An academic is questioning the effectiveness of the Reserve Bank's new loan-to-value ratios.
In an opinion piece published on Thursday explaining why he brought in the loan restrictions, Governor Graeme Wheeler says excessive increases in house prices could put the economy and financial system at risk, and restricting lending to borrowers with low deposits could help slow down those rises.
Massey University School of Economics and Finance associate professor David Tripe says he's not sure that all of what Mr Wheeler says is valid.
Dr Tripe says the Governor asserts a number of things that are not substantiated by facts.

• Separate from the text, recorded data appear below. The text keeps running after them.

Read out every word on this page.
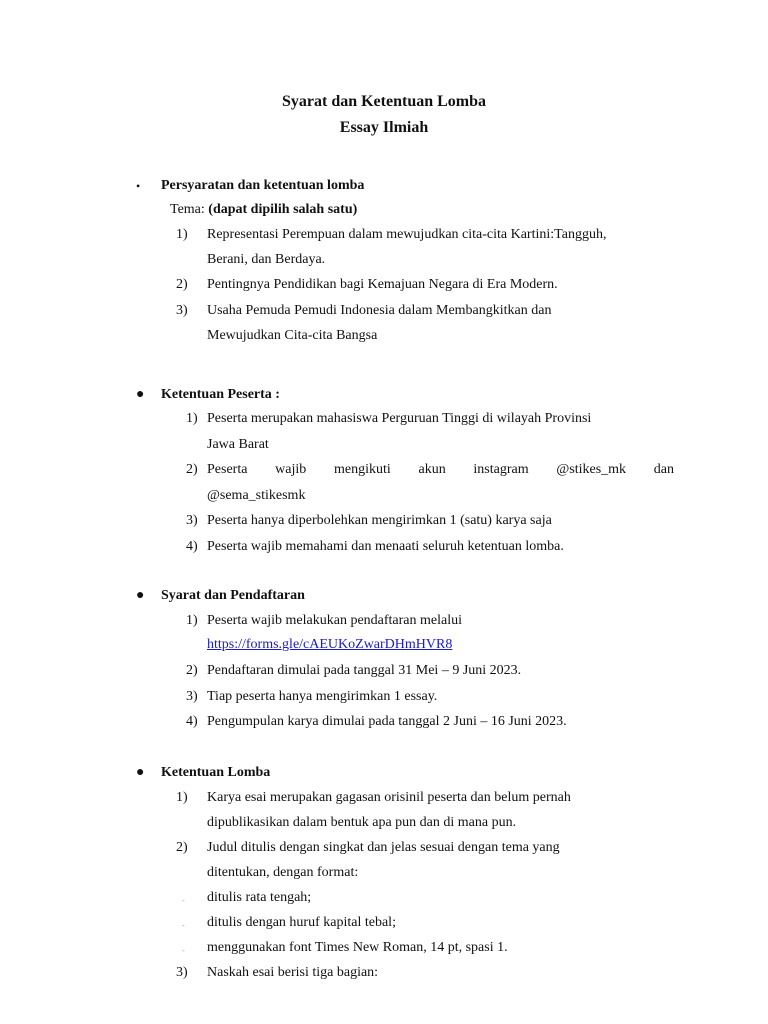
Syarat dan Ketentuan Lomba
Essay Ilmiah
• Persyaratan dan ketentuan lomba
Tema: (dapat dipilih salah satu)
1) Representasi Perempuan dalam mewujudkan cita-cita Kartini:Tangguh,
Berani, dan Berdaya.
2) Pentingnya Pendidikan bagi Kemajuan Negara di Era Modern.
3) Usaha Pemuda Pemudi Indonesia dalam Membangkitkan dan
Mewujudkan Cita-cita Bangsa
● Ketentuan Peserta :
1) Peserta merupakan mahasiswa Perguruan Tinggi di wilayah Provinsi
Jawa Barat
2) Peserta wajib mengikuti akun instagram @stikes_mk dan
@sema_stikesmk
3) Peserta hanya diperbolehkan mengirimkan 1 (satu) karya saja
4) Peserta wajib memahami dan menaati seluruh ketentuan lomba.
● Syarat dan Pendaftaran
1) Peserta wajib melakukan pendaftaran melalui
https://forms.gle/cAEUKoZwarDHmHVR8
2) Pendaftaran dimulai pada tanggal 31 Mei – 9 Juni 2023.
3) Tiap peserta hanya mengirimkan 1 essay.
4) Pengumpulan karya dimulai pada tanggal 2 Juni – 16 Juni 2023.
● Ketentuan Lomba
1) Karya esai merupakan gagasan orisinil peserta dan belum pernah
dipublikasikan dalam bentuk apa pun dan di mana pun.
2) Judul ditulis dengan singkat dan jelas sesuai dengan tema yang
ditentukan, dengan format:
- ditulis rata tengah;
- ditulis dengan huruf kapital tebal;
- menggunakan font Times New Roman, 14 pt, spasi 1.
3) Naskah esai berisi tiga bagian:
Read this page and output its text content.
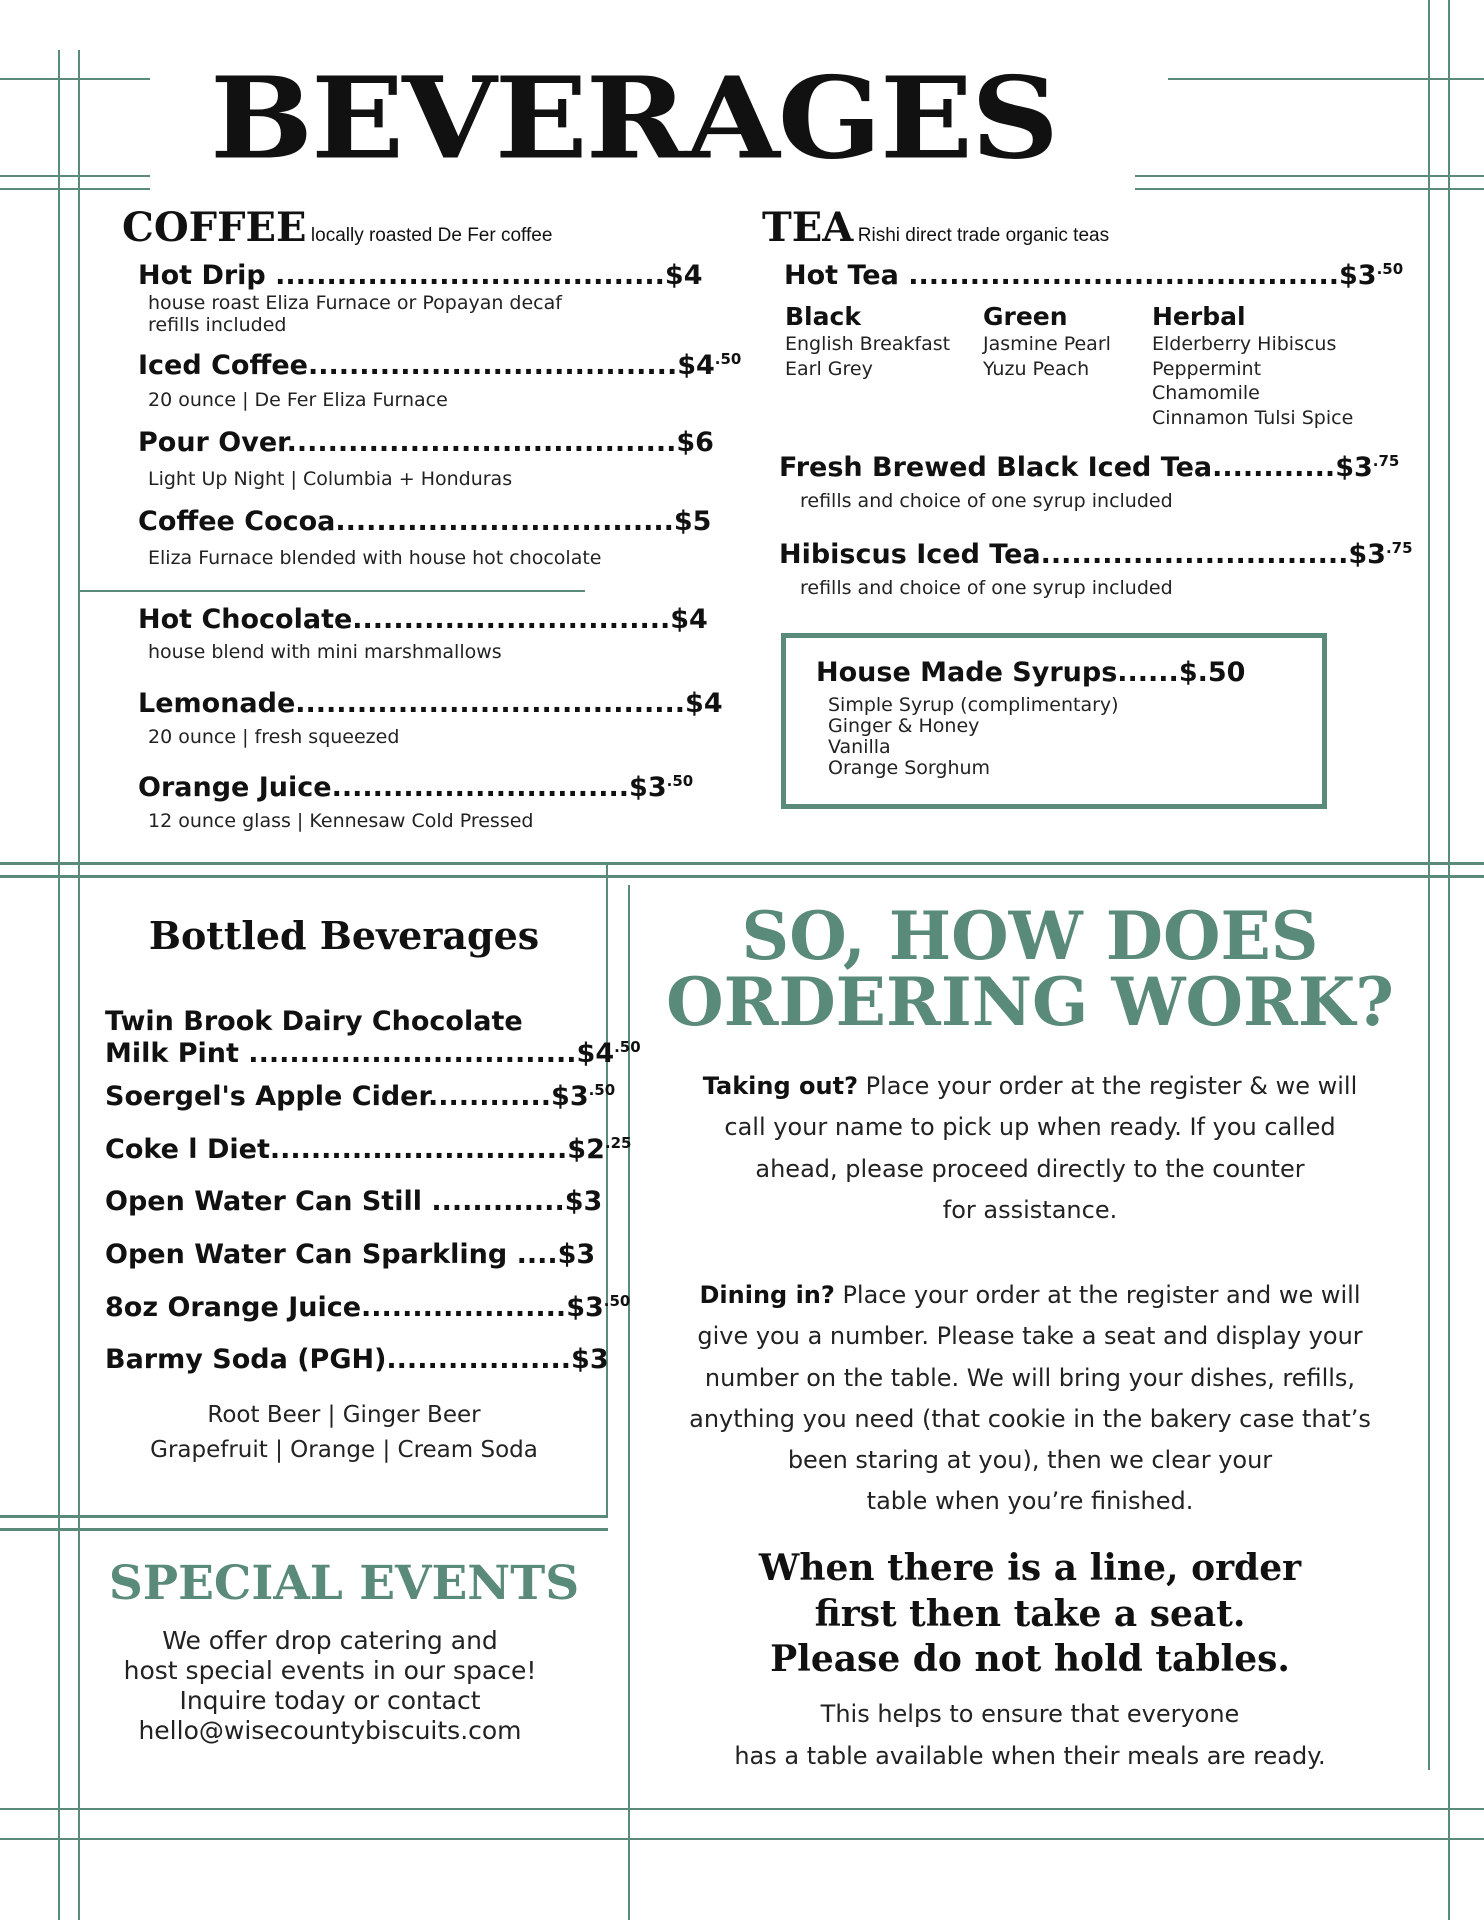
BEVERAGES
COFFEE locally roasted De Fer coffee
Hot Drip ......................................$4
house roast Eliza Furnace or Popayan decaf
refills included
Iced $Coffee....................................\$4^{.50}$
20 ounce | De Fer Eliza Furnace
Pour Over......................................$6
Light Up Night | Columbia + Honduras
Coffee Cocoa.................................$5
Eliza Furnace blended with house hot chocolate
Hot Chocolate...............................$4
house blend with mini marshmallows
Lemonade......................................$4
20 ounce | fresh squeezed
Orange $Juice.............................\$3^{.50}$
12 ounce glass | Kennesaw Cold Pressed
TEA Rishi direct trade organic teas
Hot Tea $..........................................\$3^{.50}$
Black
English Breakfast
Earl Grey
Green
Jasmine Pearl
Yuzu Peach
Herbal
Elderberry Hibiscus
Peppermint
Chamomile
Cinnamon Tulsi Spice
Fresh Brewed Black Iced $Tea............\$3^{.75}$
refills and choice of one syrup included
Hibiscus Iced $Tea..............................\$3^{.75}$
refills and choice of one syrup included
House Made Syrups......$.50
Simple Syrup (complimentary)
Ginger & Honey
Vanilla
Orange Sorghum
Bottled Beverages
Twin Brook Dairy Chocolate
Milk Pint $................................\$4^{.50}$
Soergel's Apple $Cider............\$3^{.50}$
Coke l $Diet.............................\$2^{.25}$
Open Water Can Still .............$3
Open Water Can Sparkling ....$3
8oz Orange $Juice....................\$3^{.50}$
Barmy Soda (PGH)..................$3
Root Beer | Ginger Beer
Grapefruit | Orange | Cream Soda
SPECIAL EVENTS
We offer drop catering and
host special events in our space!
Inquire today or contact
hello@wisecountybiscuits.com
SO, HOW DOES
ORDERING WORK?
Taking out? Place your order at the register & we will
call your name to pick up when ready. If you called
ahead, please proceed directly to the counter
for assistance.
Dining in? Place your order at the register and we will
give you a number. Please take a seat and display your
number on the table. We will bring your dishes, refills,
anything you need (that cookie in the bakery case that’s
been staring at you), then we clear your
table when you’re finished.
When there is a line, order
first then take a seat.
Please do not hold tables.
This helps to ensure that everyone
has a table available when their meals are ready.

He says it's not clear that there is a real estate boom, rather than a rise in property prices in Auckland and Christchurch for reasons essentially related to shortages of housing.
Dr Tripe disagrees with the new loan restrictions, and says banks would be better protected if they were made to hold more capital.
He says if banks were required to hold more capital it would be likely to have the effect of slowing down their rate of lending on all housing, not just low high loan-to-value housing.
"That would probably in many ways be a more effective way of targeting booming house prices if those were in fact a problem anyway."
It also appears there was no rush to buy houses ahead of the introduction of the new loan restrictions.
Auckland realtor Barfoot and Thompson says the number of sales dropped 8% last month, although house prices continued to steadily rise.